In his books Tolstoy, like most writers, used material from
his personal experiences as well as from the world around him.
This is very evident in Anna Karenina. He had wanted for some
time to write \"a novel of contemporary life,\" as he put it.
Marriage, an enduring theme in his work, would be a central
concern. So, too, would adultery. Tolstoy had recently had an
affair with one of his peasants and had abandoned the child of
this union. He felt extremely guilty, and you can sense this
clearly in Anna Karenina. Tolstoy got the idea for the novel\'s
ending and its heroine\'s first name from the suicide in 1872 of
Anna Stepanovna Pirogova, the betrayed common-law wife of one of
Tolstoy\'s neighbors, who threw herself under a train. Tolstoy
had known Anna Stepanovna and went to the autopsy following her
death. You\'ll note his passion for close observation in the
startlingly exact description of Anna Karenina\'s suicide.

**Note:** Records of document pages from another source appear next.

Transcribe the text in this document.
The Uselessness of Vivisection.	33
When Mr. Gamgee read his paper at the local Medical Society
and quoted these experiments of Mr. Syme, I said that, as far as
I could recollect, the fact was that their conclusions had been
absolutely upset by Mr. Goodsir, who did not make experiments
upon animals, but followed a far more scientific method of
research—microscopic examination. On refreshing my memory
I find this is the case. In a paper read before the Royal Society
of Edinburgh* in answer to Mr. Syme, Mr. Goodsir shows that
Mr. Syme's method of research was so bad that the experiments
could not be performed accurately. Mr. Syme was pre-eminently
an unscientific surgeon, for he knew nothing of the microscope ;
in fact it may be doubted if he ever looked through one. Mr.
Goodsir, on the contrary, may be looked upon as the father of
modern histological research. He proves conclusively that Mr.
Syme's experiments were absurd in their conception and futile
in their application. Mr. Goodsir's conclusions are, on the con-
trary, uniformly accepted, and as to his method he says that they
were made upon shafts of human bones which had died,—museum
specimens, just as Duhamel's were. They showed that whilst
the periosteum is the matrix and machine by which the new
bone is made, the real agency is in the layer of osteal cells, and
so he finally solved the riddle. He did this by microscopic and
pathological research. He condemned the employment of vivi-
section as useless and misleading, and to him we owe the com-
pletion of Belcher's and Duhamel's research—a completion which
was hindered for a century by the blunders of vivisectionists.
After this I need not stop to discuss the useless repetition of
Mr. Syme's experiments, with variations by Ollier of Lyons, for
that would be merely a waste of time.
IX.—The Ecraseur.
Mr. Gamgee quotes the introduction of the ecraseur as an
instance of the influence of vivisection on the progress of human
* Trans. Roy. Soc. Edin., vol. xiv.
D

Tolstoy was not only an artist of high standards but also a
man continually struggling with spiritual matters. This, too,
comes across in Anna Karenina. Levin\'s struggles and visionary
projects in the novel are similar to Tolstoy\'s. Levin\'s
marriage to Kitty and his happiness in their domestic life
reflect Tolstoy\'s marriage to Sonya and their happy first years
together. He based the character of Kitty on Sonya.

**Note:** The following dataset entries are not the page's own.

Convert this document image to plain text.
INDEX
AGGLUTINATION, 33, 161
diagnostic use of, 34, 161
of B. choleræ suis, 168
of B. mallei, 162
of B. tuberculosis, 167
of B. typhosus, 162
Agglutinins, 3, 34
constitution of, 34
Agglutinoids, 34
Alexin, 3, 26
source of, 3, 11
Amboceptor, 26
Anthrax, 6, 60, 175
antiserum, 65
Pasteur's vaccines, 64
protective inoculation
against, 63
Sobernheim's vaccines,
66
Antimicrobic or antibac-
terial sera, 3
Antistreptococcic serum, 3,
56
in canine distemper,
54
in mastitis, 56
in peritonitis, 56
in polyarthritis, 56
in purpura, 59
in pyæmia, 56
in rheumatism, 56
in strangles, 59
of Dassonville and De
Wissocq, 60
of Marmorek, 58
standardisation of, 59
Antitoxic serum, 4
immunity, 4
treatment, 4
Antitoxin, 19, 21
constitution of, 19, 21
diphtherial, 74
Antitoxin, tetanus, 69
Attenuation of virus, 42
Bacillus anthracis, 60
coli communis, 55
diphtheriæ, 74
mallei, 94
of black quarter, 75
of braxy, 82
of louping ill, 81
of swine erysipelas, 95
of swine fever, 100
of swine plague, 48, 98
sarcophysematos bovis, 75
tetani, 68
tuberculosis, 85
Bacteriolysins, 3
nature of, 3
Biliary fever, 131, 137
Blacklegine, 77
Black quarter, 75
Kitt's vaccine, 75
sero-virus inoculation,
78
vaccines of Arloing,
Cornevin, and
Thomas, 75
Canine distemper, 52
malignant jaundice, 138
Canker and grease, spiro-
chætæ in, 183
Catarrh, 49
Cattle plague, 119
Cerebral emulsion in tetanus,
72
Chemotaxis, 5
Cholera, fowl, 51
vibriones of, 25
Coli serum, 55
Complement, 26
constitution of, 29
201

Anna Karenina is a towering achievement because Tolstoy
succeeded not only in presenting a panoramic picture of his era,
but because he dealt with aspects of human nature that are
timeless. You can find people throughout history with problems
similar to Anna\'s desperation and guilt, Karenin\'s fear of
intimacy, Vronsky\'s struggle to keep himself from being
smothered by Anna\'s possessiveness. Most readers consider
Tolstoy one of the great masters at drawing psychological
portraits of people. The insights about human nature you will
gain by reading Anna Karenina will probably help you understand

the people around you.

Tolstoy\'s later books reflect a man becoming increasingly
conservative and religious. In The Kreutzer Sonata (1889), a
novel, Tolstoy describes marriage as a wasteland, and sexual
relations--even between husband and wife--as essentially evil.
In another novel, Resurrection (1899-1900), he violently attacks
civilization and argues strongly in favor of an ascetic way of
life. A Confession (1882) is a detailed account of Tolstoy\'s
torturous coming to terms with religion.

We know from his diaries and from his children\'s
reminiscences that as an old man Tolstoy wanted to leave his
family to go off and die alone in the mountains, as religious
ascetics before him had done. But the death of his youngest son
in 1895 so affected his wife Sonya that he dared not leave her.
In his last years, Tolstoy\'s memory faltered seriously and he
suffered fainting spells, after which he would frequently ask
for relatives who had died decades before. On November 20,
1910, a month after one of these attacks, he died at the train
station in the small town of Astapovo, after having finally
decided to flee from Yasnaya Polyana.

All his life Tolstoy had been a combatant, a swimmer against
the tide. He was at odds with his social class on matters of
lifestyle, on priorities in education, on the emancipation of
the serfs (which he strongly favored), and in his belief that
Russia must avoid industrialization and Western models of
progress. He was progressive as an educator, in many ways ahead
of his time as a writer, and visionary as a political thinker.
Yet he opposed women\'s rights and became a religious ascetic,
patterning himself after such thinkers as Lao-tzu, the ancient

Chinese philosopher.

It has been said that Tolstoy\'s novels have more sweep than
those of any other author in the history of literature. Leo
Tolstoy, it could be said, was many men and inhabited many
worlds in his lifetime. He acknowledged that he never totally
resolved the contradictions between his ideals and the way in
which he lived. But he forged those struggles into a singular
body of literary work. His novels are masterpieces that readers
continue to find exciting and relevant.